He couldn’t run. He still can’t move his toes. Yet Will Taylor worked himself into Duke’s starting lineup.
Will Taylor already accomplished plenty, overcoming a dire medical diagnosis just to play a few games here and there over the last two football seasons at Duke.
On Saturday, he’ll achieve even more when he makes his first career start, lining up at center in place of the injured Jack Wohlabaugh when the Blue Devils face Syracuse in an ACC game at Wallace Wade Stadium (4 p.m., ACC Network).
Two years ago, the simple act of running onto a football field -- let alone playing, let alone starting -- looked impossible.
An August 2017 knee injury tore a ligament but also caused damage to the nerves controlling the muscles in his lower right leg, leaving Taylor with the condition known as foot drop. With the muscles not firing normally, he couldn’t lift the front part of his foot to walk or run smoothly.
A three-star recruit entering his freshman season at Duke, Taylor was told his career could be over even after a second surgery, involving a tendon transfer, a few months later to relieve the condition’s symptoms.
“They were very straightforward with me just how serious is was,” Taylor said. “I still remember, they said their first goal was to make it so I could run and play sports and stuff with my future kids one day. That was the main goal before getting me back to football.”
Rather than give up, Taylor put in the grueling rehabilitation to regain strength and re-learn how to get his foot to move as he needed. At one point in preseason practice in August 2018, his leg was so weak and uncomfortable he was close to calling it a career.
But Duke offensive line coach Jim Bridge encouraged him to give it a few more days to see how he felt. Taylor did and a few more days turned into a few more weeks and so on.
Now here he is, preparing to start an ACC game.
“He went from foot drop to success,” Duke coach David Cutcliffe said. “I never had had one recover from that.”
It’s been a tough couple of years for Taylor, who still has no feeling on the outside of his right leg and is unable to move his toes.

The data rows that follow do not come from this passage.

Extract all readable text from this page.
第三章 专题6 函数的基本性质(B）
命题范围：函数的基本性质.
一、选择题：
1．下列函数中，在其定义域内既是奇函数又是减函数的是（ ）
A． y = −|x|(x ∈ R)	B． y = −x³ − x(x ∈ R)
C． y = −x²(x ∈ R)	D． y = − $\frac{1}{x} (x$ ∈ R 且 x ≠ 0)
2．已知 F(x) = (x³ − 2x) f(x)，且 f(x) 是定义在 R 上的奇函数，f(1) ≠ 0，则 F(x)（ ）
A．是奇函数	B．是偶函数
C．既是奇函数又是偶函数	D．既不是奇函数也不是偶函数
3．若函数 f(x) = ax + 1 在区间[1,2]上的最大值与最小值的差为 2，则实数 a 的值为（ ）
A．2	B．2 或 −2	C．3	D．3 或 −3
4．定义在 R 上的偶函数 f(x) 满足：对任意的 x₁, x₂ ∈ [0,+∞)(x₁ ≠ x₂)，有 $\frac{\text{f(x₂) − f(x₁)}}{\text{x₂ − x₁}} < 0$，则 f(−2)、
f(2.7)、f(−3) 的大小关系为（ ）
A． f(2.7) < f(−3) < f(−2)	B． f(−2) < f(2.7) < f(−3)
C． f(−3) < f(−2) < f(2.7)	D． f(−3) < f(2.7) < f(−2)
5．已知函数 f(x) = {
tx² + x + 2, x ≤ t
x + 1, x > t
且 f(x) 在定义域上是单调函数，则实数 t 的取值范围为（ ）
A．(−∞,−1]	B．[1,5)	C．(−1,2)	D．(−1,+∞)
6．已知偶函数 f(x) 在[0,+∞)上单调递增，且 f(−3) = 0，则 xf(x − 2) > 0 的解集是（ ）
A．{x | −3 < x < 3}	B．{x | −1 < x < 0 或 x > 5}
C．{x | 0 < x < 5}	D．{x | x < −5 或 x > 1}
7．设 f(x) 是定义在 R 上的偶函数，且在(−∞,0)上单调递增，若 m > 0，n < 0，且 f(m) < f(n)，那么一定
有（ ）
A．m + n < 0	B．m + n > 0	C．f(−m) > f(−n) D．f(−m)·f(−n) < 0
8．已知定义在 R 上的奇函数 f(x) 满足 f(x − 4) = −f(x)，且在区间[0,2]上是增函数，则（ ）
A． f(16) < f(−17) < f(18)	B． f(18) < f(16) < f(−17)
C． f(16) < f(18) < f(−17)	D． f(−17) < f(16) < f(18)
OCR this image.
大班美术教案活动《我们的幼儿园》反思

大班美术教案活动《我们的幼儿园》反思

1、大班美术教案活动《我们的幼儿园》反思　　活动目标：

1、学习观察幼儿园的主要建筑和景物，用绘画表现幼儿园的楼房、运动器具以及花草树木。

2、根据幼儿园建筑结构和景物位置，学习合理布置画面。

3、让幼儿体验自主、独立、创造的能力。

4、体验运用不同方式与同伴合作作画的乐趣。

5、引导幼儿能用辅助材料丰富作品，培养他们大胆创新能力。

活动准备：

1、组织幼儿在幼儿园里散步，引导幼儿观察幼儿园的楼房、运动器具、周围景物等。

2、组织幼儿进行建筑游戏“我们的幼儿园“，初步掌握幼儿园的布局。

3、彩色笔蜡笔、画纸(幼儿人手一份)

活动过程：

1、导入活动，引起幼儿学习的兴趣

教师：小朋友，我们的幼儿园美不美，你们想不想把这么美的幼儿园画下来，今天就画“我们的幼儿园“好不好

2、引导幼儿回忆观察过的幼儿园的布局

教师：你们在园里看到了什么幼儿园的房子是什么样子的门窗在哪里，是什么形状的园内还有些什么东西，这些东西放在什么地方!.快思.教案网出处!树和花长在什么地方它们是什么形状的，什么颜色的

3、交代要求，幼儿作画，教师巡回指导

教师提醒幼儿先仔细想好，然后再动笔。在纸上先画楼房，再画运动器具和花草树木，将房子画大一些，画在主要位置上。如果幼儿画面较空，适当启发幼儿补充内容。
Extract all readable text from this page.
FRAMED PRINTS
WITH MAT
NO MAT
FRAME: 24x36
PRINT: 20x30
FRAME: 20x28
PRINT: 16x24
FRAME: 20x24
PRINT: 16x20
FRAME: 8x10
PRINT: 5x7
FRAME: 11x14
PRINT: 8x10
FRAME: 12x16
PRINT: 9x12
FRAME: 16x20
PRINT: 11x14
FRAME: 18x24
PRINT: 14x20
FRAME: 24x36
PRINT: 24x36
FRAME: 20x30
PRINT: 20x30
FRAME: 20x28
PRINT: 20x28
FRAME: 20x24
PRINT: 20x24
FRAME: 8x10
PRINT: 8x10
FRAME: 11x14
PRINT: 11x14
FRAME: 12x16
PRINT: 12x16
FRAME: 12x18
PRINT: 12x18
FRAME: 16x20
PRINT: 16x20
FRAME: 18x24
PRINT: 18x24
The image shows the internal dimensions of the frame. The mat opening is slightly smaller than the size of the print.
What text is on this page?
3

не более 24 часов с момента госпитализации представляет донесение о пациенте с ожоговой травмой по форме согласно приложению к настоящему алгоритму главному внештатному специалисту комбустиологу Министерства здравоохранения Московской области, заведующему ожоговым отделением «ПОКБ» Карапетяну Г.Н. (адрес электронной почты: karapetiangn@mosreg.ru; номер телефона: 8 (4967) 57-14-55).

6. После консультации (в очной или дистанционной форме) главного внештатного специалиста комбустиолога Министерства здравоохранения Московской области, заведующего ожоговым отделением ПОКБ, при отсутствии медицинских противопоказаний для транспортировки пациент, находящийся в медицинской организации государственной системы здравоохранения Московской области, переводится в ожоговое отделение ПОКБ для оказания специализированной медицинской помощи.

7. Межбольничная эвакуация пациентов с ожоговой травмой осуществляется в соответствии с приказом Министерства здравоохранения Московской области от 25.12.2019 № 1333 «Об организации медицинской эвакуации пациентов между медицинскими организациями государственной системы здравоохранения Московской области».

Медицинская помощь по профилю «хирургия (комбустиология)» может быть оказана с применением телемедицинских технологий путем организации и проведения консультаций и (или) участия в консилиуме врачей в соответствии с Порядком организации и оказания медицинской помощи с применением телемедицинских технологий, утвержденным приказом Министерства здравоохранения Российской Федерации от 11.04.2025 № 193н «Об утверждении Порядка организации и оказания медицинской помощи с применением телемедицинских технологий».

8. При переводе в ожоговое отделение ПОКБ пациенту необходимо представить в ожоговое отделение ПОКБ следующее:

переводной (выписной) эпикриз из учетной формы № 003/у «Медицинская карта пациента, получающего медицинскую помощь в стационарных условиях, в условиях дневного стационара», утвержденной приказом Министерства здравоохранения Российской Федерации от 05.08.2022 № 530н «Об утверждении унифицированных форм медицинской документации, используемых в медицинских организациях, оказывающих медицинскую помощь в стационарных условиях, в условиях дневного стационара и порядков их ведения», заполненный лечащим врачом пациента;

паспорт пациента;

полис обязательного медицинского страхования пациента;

Will’s twin brother, John Taylor, is not only his Duke football teammate but also his roommate. He was there to provide moral support as well as help Will physically during all those months he had to use crutches.
“Honestly, I didn’t think I’d been able to get through it without John,” said Will Taylor, who is proudly one minute older than his brother.
In 2018, as a redshirt freshman, Will Taylor played 30 snaps over three games, making his collegiate debut during a 55-13 win over N.C. Central on Sept. 22.
After Duke’s 8-5 season, Taylor won the team’s Mike Suglia Award, given to a second-year player in the program. Suglia was a sophomore Duke offensive lineman who died in spring 1977.
Last summer during August preseason camp, Cutcliffe said, he made a point during a team meeting to praise Taylor for how far he’d come just to that point.
“It was in my heart and on my mind,” Cutcliffe said “He was having such a good camp. I said `Guys, he’s really something miraculous. You want to talk about inspirational. There he sits right there in Will Taylor. Guys, that’s amazing.”
This season, Taylor saw similarly light duty as a reserve in three games.
But last Monday, Duke’s medical staff made the decision that the ankle injury Wohlabaugh, the team’s starting center, had been playing through for five weeks required surgery. Cutcliffe had the option of starting the inexperienced Taylor or moving redshirt senior Zach Baker over to center from his starting left guard position.
He went with Taylor and is pleased with how this week’s practice went. While Wohlabaugh is 20 pounds heavier, Taylor is showing effectiveness in another way.
“He’s brilliant,” Cutcliffe said. “So he uses his mind and his quickness to his advantage.”
All season long, Duke has started freshmen tackles in Casey Holman on the left side and Jacob Monk on the right.
Baker and Rak Chambers are the starting guards.
For the Syracuse game, with the Blue Devils aiming to halt a three-game losing streak, they’ll be surrounding an inexperienced but inspirational center.
Taylor had been getting some repetitions with the first team for the last month while the coaching staff had Wohlabaugh rest his injured ankle.
Cutcliffe expects the group to play at their best and be successful, not in spite of Taylor, but because of him.
“What he’s had to go through to get where he is, that’s what you call paying the price,” Cutcliffe said. “So if they don’t step up around him and we don’t play our best game up front I’m going to be really disappointed. Because that’s what good people do.”